La filóloga rechaza, en cambio, que la reivindicación del habla andaluza deba trasladarse a la ortografía. “No es necesario, cualquier intervención sobre la ortografía es artificial y ficticia. El habla andaluza tiene una variedad tan rica que no se debe constreñir a límites arbitrarios y artificiales”.
Otra de las preocupaciones señaladas por los investigadores es la pérdida progresiva de determinados vocablos tradicionales del habla andaluza, muchos de ellos documentados antes incluso del descubrimiento de América.
El proyecto de la Universidad de Cádiz se suma a otras iniciativas académicas recientes, como el Atlas Lingüístico Interactivo de los Acentos de Andalucía desarrollado por la Universidad de Granada, que ha observado cambios en algunos rasgos fonéticos: el ceceo aparece cada vez menos extendido, mientras que el seseo mantiene mayor estabilidad.
Las "lenguas andaluzas" de María Jesús Montero
El interés institucional por la cuestión lingüística ha crecido en paralelo a un debate cada vez más politizado sobre el acento y las hablas andaluzas. En los últimos años la reivindicación del acento ha aparecido en campañas publicitarias, discursos públicos y propuestas legislativas. La vicepresidenta del Gobierno y candidata socialista a la Junta, María Jesús Montero, ha llegado a prometer una futura “ley de lenguas andaluzas” para “preservar, impulsar, investigar y trasladar el valor de lo que significa ser andaluz”. Lo hizo pocos días después de que el director del Instituto Cervantes, Luis García Montero, defendiera públicamente el acento andaluz de la vicepresidenta frente a los comentarios y chistes de "políticos reaccionarios".

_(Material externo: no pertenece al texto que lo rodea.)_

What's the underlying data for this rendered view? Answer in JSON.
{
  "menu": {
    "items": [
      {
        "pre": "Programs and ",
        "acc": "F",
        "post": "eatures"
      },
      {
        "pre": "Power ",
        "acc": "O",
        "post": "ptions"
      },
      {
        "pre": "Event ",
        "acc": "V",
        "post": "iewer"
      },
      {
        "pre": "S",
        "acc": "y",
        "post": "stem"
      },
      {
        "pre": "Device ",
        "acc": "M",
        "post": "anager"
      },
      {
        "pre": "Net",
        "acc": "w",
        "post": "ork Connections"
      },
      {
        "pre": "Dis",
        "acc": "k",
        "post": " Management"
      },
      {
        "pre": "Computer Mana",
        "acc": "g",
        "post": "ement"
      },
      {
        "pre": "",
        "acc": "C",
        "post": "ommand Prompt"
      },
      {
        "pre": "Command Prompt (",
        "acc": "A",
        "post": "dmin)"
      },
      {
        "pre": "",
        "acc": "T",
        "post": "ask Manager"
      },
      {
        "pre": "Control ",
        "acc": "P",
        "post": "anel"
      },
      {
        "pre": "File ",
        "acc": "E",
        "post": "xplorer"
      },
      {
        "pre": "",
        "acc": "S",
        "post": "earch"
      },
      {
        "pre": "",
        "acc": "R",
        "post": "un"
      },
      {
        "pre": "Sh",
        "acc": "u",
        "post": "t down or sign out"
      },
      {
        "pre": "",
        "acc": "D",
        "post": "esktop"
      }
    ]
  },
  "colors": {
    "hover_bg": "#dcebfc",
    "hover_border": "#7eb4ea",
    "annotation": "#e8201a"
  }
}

No obstante, la propuesta de Montero propició inmediatamente las críticas de numerosos filólogos, que recordaron que lo que se habla en Andalucía no constituye una lengua diferenciada, sino modalidades o variedades del español. En declaraciones al ABC de Sevilla, el catedrático Antonio Narbona, de la Universidad de Sevilla, calificó de “absoluto disparate hablar de las lenguas andaluzas”, mientras que la profesora de la Universidad de Granada Inmaculada González Sopeña señaló que “no existen las lenguas andaluzas”, sino distintas formas de una misma lengua.
Ante esas críticas, la propia Montero matizó su propuesta y admitió que era “más correcto” hablar de una ley de “hablas andaluzas”, aunque mantuvo su intención de impulsar una norma para “dignificarlas y protegerlas”. La futura cátedra de la Universidad de Cádiz nace así en un momento en el que la discusión sobre las hablas andaluzas ya no se limita al ámbito académico, sino que forma parte de una conversación pública en la que se mezclan identidad, política y lengua.